What a pleasure it was to see so many of you at the inaugural festivities last month. I have been overwhelmed with the outpouring of support and good wishes from this community. Thank you for helping to make my inauguration as Gettysburg's 14th president so memorable. Your continuing support is essential as we look at all that is to be done to prepare our students to be effective participants and leaders in this changing world.
As I noted in my inaugural remarks (see page 10), Gettysburg College develops intellect, encourages initiative, and values integrity - with a goal of preparing Gettysburgians who will positively impact their professions and communities. This preparation begins for first-year students even before their first day of class.
The Ascent program offers a choice of several five-day, off-site expeditions that combine elements of community service and wilderness education. The trips introduce participants to the College's academic and social expectations and impart life-lessons about leadership and self-discovery. This summer's offerings included kayaking on the Chesapeake Bay to explore the impact of environmental changes and assisting the homeless in the nation's capital.
Back on campus on their second day of Orientation, students connect with Gettysburg's rich history by participating in the First-Year Walk to the National Cemetery. This walk is a reenactment of that taken by Gettysburg students in 1863 as they followed President Lincoln to the National Cemetery where he delivered the Gettysburg Address. Along the way students pass the Wills House in Gettysburg Square, the home of David Wills, Class of 1851. Wills invited President Lincoln to Gettysburg to deliver a "few appropriate remarks" at the dedication. Had it not been for Wills, Lincoln's visit and one of the most significant speeches in our nation's history might never have taken place. This year Bruce Gordon '68, former president and CEO of the NAACP, recited the Gettysburg Address and shared his reflections. He challenged students to "make your own history during these next four years."
In his remarks Lincoln reflected on the importance of action over rhetoric in a sentence that is familiar to us all: "The world will little note nor long remember what we say here, but it can never forget what they did here." That sentiment is woven into our own sense that we have important things to do here at Gettysburg, and our belief that our actions informed by a strong academic experience will speak for us.
That academic experience is rich in variety and challenges, and our first-year seminars serve as an introduction to the rigorous intellectual environment students discover at Gettysburg.

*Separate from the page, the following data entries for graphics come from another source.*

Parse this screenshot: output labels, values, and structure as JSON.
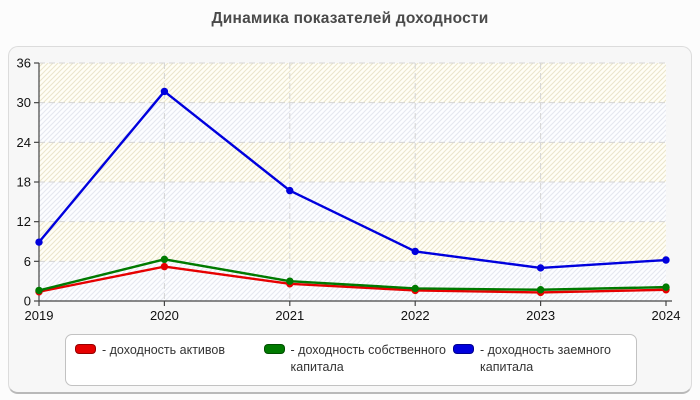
{
  "title": "Динамика показателей доходности",
  "chart_data": {
    "type": "line",
    "categories": [
      "2019",
      "2020",
      "2021",
      "2022",
      "2023",
      "2024"
    ],
    "series": [
      {
        "name": "доходность активов",
        "color": "#e60000",
        "values": [
          1.4,
          5.2,
          2.6,
          1.6,
          1.3,
          1.7
        ]
      },
      {
        "name": "доходность собственного капитала",
        "color": "#007a00",
        "values": [
          1.6,
          6.3,
          3.0,
          1.9,
          1.7,
          2.1
        ]
      },
      {
        "name": "доходность заемного капитала",
        "color": "#0000dd",
        "values": [
          8.9,
          31.7,
          16.7,
          7.5,
          5.0,
          6.2
        ]
      }
    ],
    "title": "Динамика показателей доходности",
    "xlabel": "",
    "ylabel": "",
    "ylim": [
      0,
      36
    ],
    "yticks": [
      0,
      6,
      12,
      18,
      24,
      30,
      36
    ],
    "grid": "dashed horizontal and vertical",
    "legend_position": "bottom",
    "plot_background": "alternating hatched bands"
  },
  "legend": {
    "entries": [
      {
        "label": "- доходность активов",
        "color": "#e60000"
      },
      {
        "label": "- доходность собственного капитала",
        "color": "#007a00"
      },
      {
        "label": "- доходность заемного капитала",
        "color": "#0000dd"
      }
    ]
  },
  "colors": {
    "band_warm_bg": "#fffef6",
    "band_warm_line": "#ebe5cb",
    "band_cool_bg": "#fcfdff",
    "band_cool_line": "#e4e7ef",
    "gridline": "#d4d4d4",
    "axis": "#444444",
    "tick_label": "#111111"
  }
}
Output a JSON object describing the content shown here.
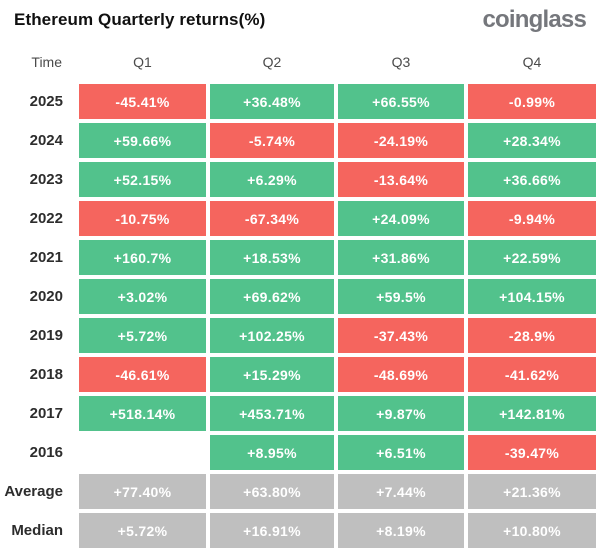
{
  "header": {
    "title": "Ethereum Quarterly returns(%)",
    "logo": "coinglass"
  },
  "colors": {
    "positive": "#52C28C",
    "negative": "#F5655E",
    "neutral": "#BFBFBF"
  },
  "table": {
    "columns": [
      "Time",
      "Q1",
      "Q2",
      "Q3",
      "Q4"
    ],
    "rows": [
      {
        "label": "2025",
        "cells": [
          {
            "text": "-45.41%",
            "type": "negative"
          },
          {
            "text": "+36.48%",
            "type": "positive"
          },
          {
            "text": "+66.55%",
            "type": "positive"
          },
          {
            "text": "-0.99%",
            "type": "negative"
          }
        ]
      },
      {
        "label": "2024",
        "cells": [
          {
            "text": "+59.66%",
            "type": "positive"
          },
          {
            "text": "-5.74%",
            "type": "negative"
          },
          {
            "text": "-24.19%",
            "type": "negative"
          },
          {
            "text": "+28.34%",
            "type": "positive"
          }
        ]
      },
      {
        "label": "2023",
        "cells": [
          {
            "text": "+52.15%",
            "type": "positive"
          },
          {
            "text": "+6.29%",
            "type": "positive"
          },
          {
            "text": "-13.64%",
            "type": "negative"
          },
          {
            "text": "+36.66%",
            "type": "positive"
          }
        ]
      },
      {
        "label": "2022",
        "cells": [
          {
            "text": "-10.75%",
            "type": "negative"
          },
          {
            "text": "-67.34%",
            "type": "negative"
          },
          {
            "text": "+24.09%",
            "type": "positive"
          },
          {
            "text": "-9.94%",
            "type": "negative"
          }
        ]
      },
      {
        "label": "2021",
        "cells": [
          {
            "text": "+160.7%",
            "type": "positive"
          },
          {
            "text": "+18.53%",
            "type": "positive"
          },
          {
            "text": "+31.86%",
            "type": "positive"
          },
          {
            "text": "+22.59%",
            "type": "positive"
          }
        ]
      },
      {
        "label": "2020",
        "cells": [
          {
            "text": "+3.02%",
            "type": "positive"
          },
          {
            "text": "+69.62%",
            "type": "positive"
          },
          {
            "text": "+59.5%",
            "type": "positive"
          },
          {
            "text": "+104.15%",
            "type": "positive"
          }
        ]
      },
      {
        "label": "2019",
        "cells": [
          {
            "text": "+5.72%",
            "type": "positive"
          },
          {
            "text": "+102.25%",
            "type": "positive"
          },
          {
            "text": "-37.43%",
            "type": "negative"
          },
          {
            "text": "-28.9%",
            "type": "negative"
          }
        ]
      },
      {
        "label": "2018",
        "cells": [
          {
            "text": "-46.61%",
            "type": "negative"
          },
          {
            "text": "+15.29%",
            "type": "positive"
          },
          {
            "text": "-48.69%",
            "type": "negative"
          },
          {
            "text": "-41.62%",
            "type": "negative"
          }
        ]
      },
      {
        "label": "2017",
        "cells": [
          {
            "text": "+518.14%",
            "type": "positive"
          },
          {
            "text": "+453.71%",
            "type": "positive"
          },
          {
            "text": "+9.87%",
            "type": "positive"
          },
          {
            "text": "+142.81%",
            "type": "positive"
          }
        ]
      },
      {
        "label": "2016",
        "cells": [
          {
            "text": "",
            "type": "empty"
          },
          {
            "text": "+8.95%",
            "type": "positive"
          },
          {
            "text": "+6.51%",
            "type": "positive"
          },
          {
            "text": "-39.47%",
            "type": "negative"
          }
        ]
      },
      {
        "label": "Average",
        "cells": [
          {
            "text": "+77.40%",
            "type": "neutral"
          },
          {
            "text": "+63.80%",
            "type": "neutral"
          },
          {
            "text": "+7.44%",
            "type": "neutral"
          },
          {
            "text": "+21.36%",
            "type": "neutral"
          }
        ]
      },
      {
        "label": "Median",
        "cells": [
          {
            "text": "+5.72%",
            "type": "neutral"
          },
          {
            "text": "+16.91%",
            "type": "neutral"
          },
          {
            "text": "+8.19%",
            "type": "neutral"
          },
          {
            "text": "+10.80%",
            "type": "neutral"
          }
        ]
      }
    ]
  },
  "chart_data": {
    "type": "table",
    "title": "Ethereum Quarterly returns(%)",
    "columns": [
      "Q1",
      "Q2",
      "Q3",
      "Q4"
    ],
    "row_labels": [
      "2025",
      "2024",
      "2023",
      "2022",
      "2021",
      "2020",
      "2019",
      "2018",
      "2017",
      "2016",
      "Average",
      "Median"
    ],
    "values": [
      [
        -45.41,
        36.48,
        66.55,
        -0.99
      ],
      [
        59.66,
        -5.74,
        -24.19,
        28.34
      ],
      [
        52.15,
        6.29,
        -13.64,
        36.66
      ],
      [
        -10.75,
        -67.34,
        24.09,
        -9.94
      ],
      [
        160.7,
        18.53,
        31.86,
        22.59
      ],
      [
        3.02,
        69.62,
        59.5,
        104.15
      ],
      [
        5.72,
        102.25,
        -37.43,
        -28.9
      ],
      [
        -46.61,
        15.29,
        -48.69,
        -41.62
      ],
      [
        518.14,
        453.71,
        9.87,
        142.81
      ],
      [
        null,
        8.95,
        6.51,
        -39.47
      ],
      [
        77.4,
        63.8,
        7.44,
        21.36
      ],
      [
        5.72,
        16.91,
        8.19,
        10.8
      ]
    ],
    "legend": "green = positive quarter, red = negative quarter, gray = aggregate rows"
  }
}
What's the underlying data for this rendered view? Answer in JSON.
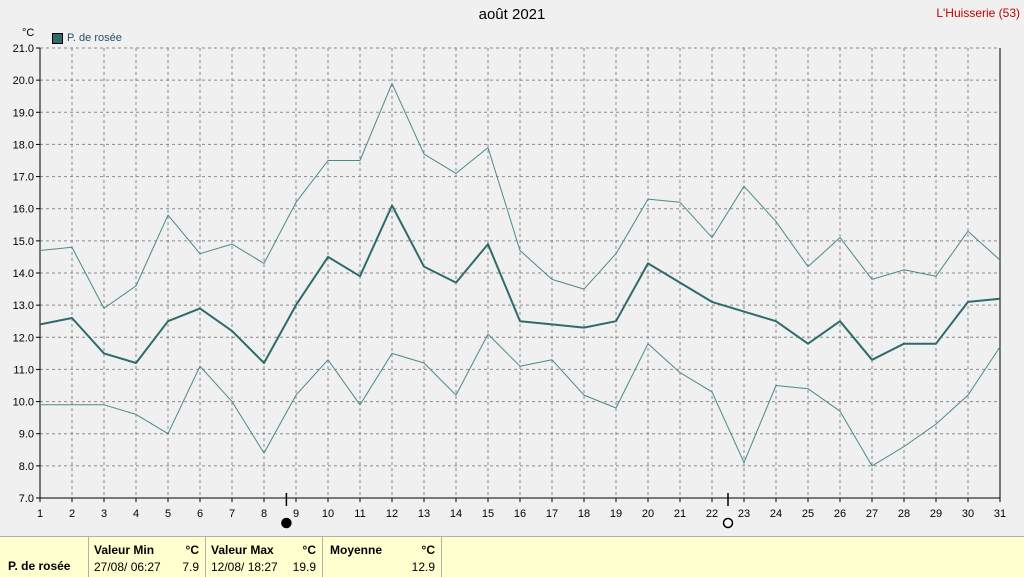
{
  "title": "août 2021",
  "location": "L'Huisserie (53)",
  "colors": {
    "series": "#2f6b6b",
    "envelope": "#4a8a8a",
    "grid": "#8a8a8a",
    "location": "#c00000"
  },
  "chart_data": {
    "type": "line",
    "title": "août 2021",
    "ylabel": "°C",
    "ylim": [
      7.0,
      21.0
    ],
    "yticks": [
      "7.0",
      "8.0",
      "9.0",
      "10.0",
      "11.0",
      "12.0",
      "13.0",
      "14.0",
      "15.0",
      "16.0",
      "17.0",
      "18.0",
      "19.0",
      "20.0",
      "21.0"
    ],
    "x": [
      1,
      2,
      3,
      4,
      5,
      6,
      7,
      8,
      9,
      10,
      11,
      12,
      13,
      14,
      15,
      16,
      17,
      18,
      19,
      20,
      21,
      22,
      23,
      24,
      25,
      26,
      27,
      28,
      29,
      30,
      31
    ],
    "legend_position": "top-left",
    "grid": true,
    "series": [
      {
        "name": "P. de rosée",
        "role": "mean",
        "values": [
          12.4,
          12.6,
          11.5,
          11.2,
          12.5,
          12.9,
          12.2,
          11.2,
          13.0,
          14.5,
          13.9,
          16.1,
          14.2,
          13.7,
          14.9,
          12.5,
          12.4,
          12.3,
          12.5,
          14.3,
          13.7,
          13.1,
          12.8,
          12.5,
          11.8,
          12.5,
          11.3,
          11.8,
          11.8,
          13.1,
          13.2
        ]
      },
      {
        "role": "max",
        "values": [
          14.7,
          14.8,
          12.9,
          13.6,
          15.8,
          14.6,
          14.9,
          14.3,
          16.2,
          17.5,
          17.5,
          19.9,
          17.7,
          17.1,
          17.9,
          14.7,
          13.8,
          13.5,
          14.6,
          16.3,
          16.2,
          15.1,
          16.7,
          15.6,
          14.2,
          15.1,
          13.8,
          14.1,
          13.9,
          15.3,
          14.4
        ]
      },
      {
        "role": "min",
        "values": [
          9.9,
          9.9,
          9.9,
          9.6,
          9.0,
          11.1,
          10.0,
          8.4,
          10.2,
          11.3,
          9.9,
          11.5,
          11.2,
          10.2,
          12.1,
          11.1,
          11.3,
          10.2,
          9.8,
          11.8,
          10.9,
          10.3,
          8.1,
          10.5,
          10.4,
          9.7,
          8.0,
          8.6,
          9.3,
          10.2,
          11.7
        ]
      }
    ],
    "moon_markers": [
      {
        "day": 8.7,
        "phase": "new"
      },
      {
        "day": 22.5,
        "phase": "full"
      }
    ]
  },
  "legend": {
    "label": "P. de rosée"
  },
  "footer": {
    "series_name": "P. de rosée",
    "min": {
      "header": "Valeur Min",
      "unit": "°C",
      "when": "27/08/  06:27",
      "value": "7.9"
    },
    "max": {
      "header": "Valeur Max",
      "unit": "°C",
      "when": "12/08/  18:27",
      "value": "19.9"
    },
    "avg": {
      "header": "Moyenne",
      "unit": "°C",
      "value": "12.9"
    }
  }
}
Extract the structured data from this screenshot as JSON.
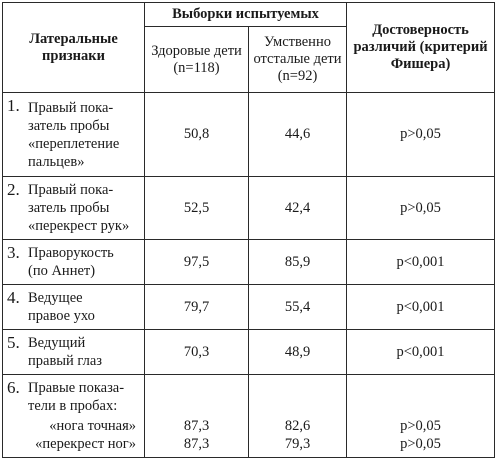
{
  "headers": {
    "features": "Латеральные признаки",
    "samples_group": "Выборки испытуемых",
    "healthy": "Здоровые дети (n=118)",
    "retarded": "Умственно отсталые дети (n=92)",
    "significance": "Достоверность различий (критерий Фишера)"
  },
  "rows": [
    {
      "num": "1.",
      "lines": [
        "Правый пока-",
        "затель пробы",
        "«переплетение",
        "пальцев»"
      ],
      "healthy": "50,8",
      "retarded": "44,6",
      "p": "p>0,05"
    },
    {
      "num": "2.",
      "lines": [
        "Правый пока-",
        "затель пробы",
        "«перекрест рук»"
      ],
      "healthy": "52,5",
      "retarded": "42,4",
      "p": "p>0,05"
    },
    {
      "num": "3.",
      "lines": [
        "Праворукость",
        "(по Аннет)"
      ],
      "healthy": "97,5",
      "retarded": "85,9",
      "p": "p<0,001"
    },
    {
      "num": "4.",
      "lines": [
        "Ведущее",
        "правое ухо"
      ],
      "healthy": "79,7",
      "retarded": "55,4",
      "p": "p<0,001"
    },
    {
      "num": "5.",
      "lines": [
        "Ведущий",
        "правый глаз"
      ],
      "healthy": "70,3",
      "retarded": "48,9",
      "p": "p<0,001"
    }
  ],
  "row6": {
    "num": "6.",
    "lines": [
      "Правые показа-",
      "тели в пробах:"
    ],
    "sub1": "«нога точная»",
    "sub2": "«перекрест ног»",
    "healthy1": "87,3",
    "healthy2": "87,3",
    "retarded1": "82,6",
    "retarded2": "79,3",
    "p1": "p>0,05",
    "p2": "p>0,05"
  }
}
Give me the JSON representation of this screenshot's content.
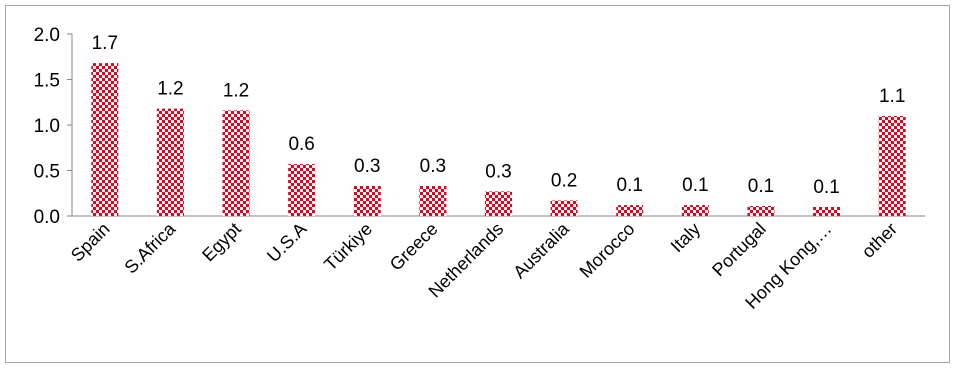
{
  "chart_data": {
    "type": "bar",
    "categories": [
      "Spain",
      "S.Africa",
      "Egypt",
      "U.S.A",
      "Türkiye",
      "Greece",
      "Netherlands",
      "Australia",
      "Morocco",
      "Italy",
      "Portugal",
      "Hong Kong,…",
      "other"
    ],
    "values": [
      1.68,
      1.18,
      1.16,
      0.57,
      0.33,
      0.33,
      0.27,
      0.17,
      0.12,
      0.12,
      0.11,
      0.1,
      1.1
    ],
    "data_labels": [
      "1.7",
      "1.2",
      "1.2",
      "0.6",
      "0.3",
      "0.3",
      "0.3",
      "0.2",
      "0.1",
      "0.1",
      "0.1",
      "0.1",
      "1.1"
    ],
    "y_ticks": [
      "0.0",
      "0.5",
      "1.0",
      "1.5",
      "2.0"
    ],
    "ylim": [
      0,
      2.0
    ],
    "title": "",
    "xlabel": "",
    "ylabel": "",
    "grid": false,
    "legend": "none",
    "bar_color": "#e8001c",
    "bar_pattern": "checkerboard"
  }
}
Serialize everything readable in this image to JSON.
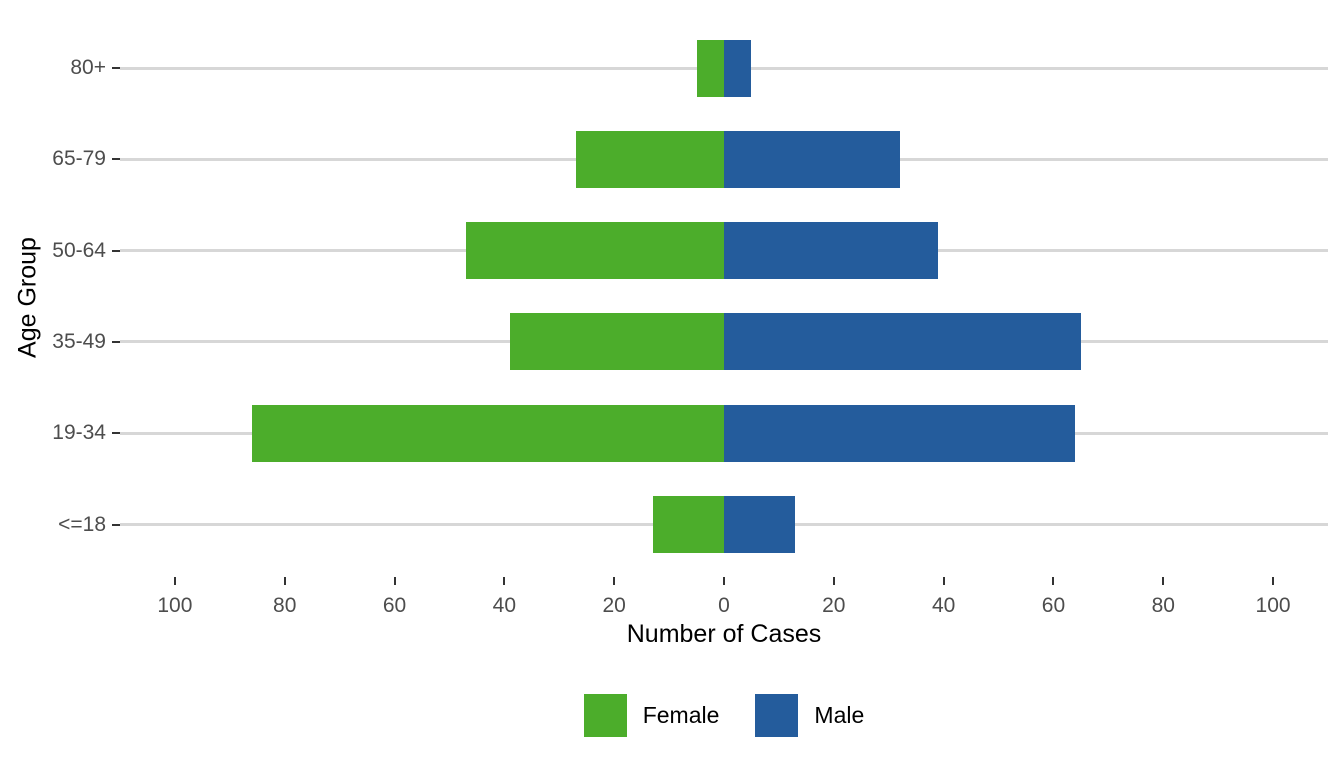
{
  "chart_data": {
    "type": "bar",
    "variant": "diverging-horizontal-pyramid",
    "title": "",
    "xlabel": "Number of Cases",
    "ylabel": "Age Group",
    "categories": [
      "80+",
      "65-79",
      "50-64",
      "35-49",
      "19-34",
      "<=18"
    ],
    "series": [
      {
        "name": "Female",
        "side": "left",
        "color": "#4cad2b",
        "values": [
          5,
          27,
          47,
          39,
          86,
          13
        ]
      },
      {
        "name": "Male",
        "side": "right",
        "color": "#245c9c",
        "values": [
          5,
          32,
          39,
          65,
          64,
          13
        ]
      }
    ],
    "x_ticks": [
      -100,
      -80,
      -60,
      -40,
      -20,
      0,
      20,
      40,
      60,
      80,
      100
    ],
    "x_tick_labels": [
      "100",
      "80",
      "60",
      "40",
      "20",
      "0",
      "20",
      "40",
      "60",
      "80",
      "100"
    ],
    "xlim": [
      -110,
      110
    ],
    "grid": "horizontal-only",
    "gridline_color": "#d7d7d7",
    "tick_color": "#333333",
    "tick_label_color": "#4d4d4d",
    "background_color": "#ffffff",
    "legend_position": "bottom"
  }
}
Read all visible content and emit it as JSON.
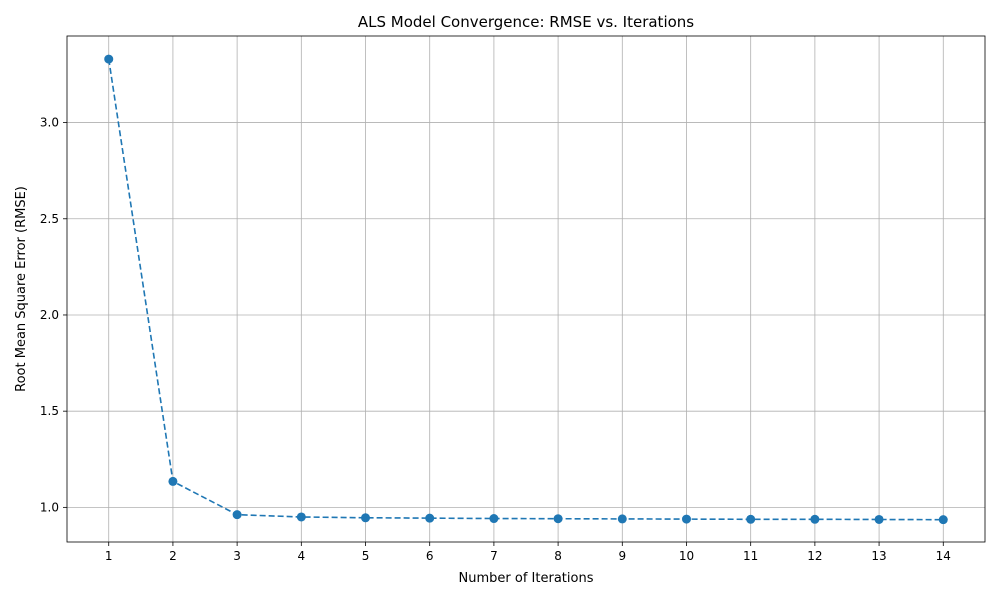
{
  "chart_data": {
    "type": "line",
    "title": "ALS Model Convergence: RMSE vs. Iterations",
    "xlabel": "Number of Iterations",
    "ylabel": "Root Mean Square Error (RMSE)",
    "x": [
      1,
      2,
      3,
      4,
      5,
      6,
      7,
      8,
      9,
      10,
      11,
      12,
      13,
      14
    ],
    "xticks": [
      "1",
      "2",
      "3",
      "4",
      "5",
      "6",
      "7",
      "8",
      "9",
      "10",
      "11",
      "12",
      "13",
      "14"
    ],
    "yticks": [
      1.0,
      1.5,
      2.0,
      2.5,
      3.0
    ],
    "ytick_labels": [
      "1.0",
      "1.5",
      "2.0",
      "2.5",
      "3.0"
    ],
    "xlim": [
      0.35,
      14.65
    ],
    "ylim": [
      0.82,
      3.45
    ],
    "grid": true,
    "legend": "none",
    "series": [
      {
        "values": [
          3.33,
          1.135,
          0.962,
          0.95,
          0.946,
          0.944,
          0.942,
          0.941,
          0.94,
          0.939,
          0.938,
          0.938,
          0.937,
          0.936
        ],
        "color": "#1f77b4",
        "line_style": "dashed",
        "marker": "circle"
      }
    ]
  }
}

These seminars also acquaint students with the values that sustain a community of learners. To learn more about the variety of first-year seminar choices offered this fall, see page 14.
Of course, we continue to look for ways to enhance our students' academic experience. We recently launched a new opportunity for students with an interest in public policy. Inside Politics is a semester-long mentoring experience offered by the College's Eisenhower Institute. Kasey Pipes, a speechwriter and presidential historian, is this semester's featured Washington insider. The program will include discussions on current political topics as well as a visit to Washington, D.C., where Kasey will introduce students to key Washington figures. Inside Politics is one of several examples of opportunities Gettysburg students have to broaden their intellectual experience and make connections that have the potential to shape their lives.
Many of you have asked how you might help support our work as I begin my first full year as Gettysburg's president. There are many ways you can help. Certainly giving to the Gettysburg Fund is always important, but in this economic climate, these gifts are even more essential. Annual giving supports many critical areas - financial aid, student and faculty research, the academic and co-curricular programs. You can also assist students by providing internship and externship opportunities and by sharing your connections with high-profile individuals who might be interested in visiting campus to talk with students. Spread the word. Wear Gettysburg clothing and display the College name on your car; but above all, talk about Gettysburg with your friends and neighbors.
Thank you all for your willingness to share your time, expertise, and resources with Gettysburg College. It is a great investment in our collective future.
About The President
Janet Morgan Riggs is Gettysburg College's 14th president. She has served her alma mater in a variety of faculty and administrative roles for 27 years. From March 2008 to February 2009, she served as interim president prior to being named president. She also served as provost for one year, after having served as interim provost in 2006-07, a post she also held in 1995-96. Dr. Riggs was also executive assistant to the president under President Gordon Haaland from 1991 to 1994.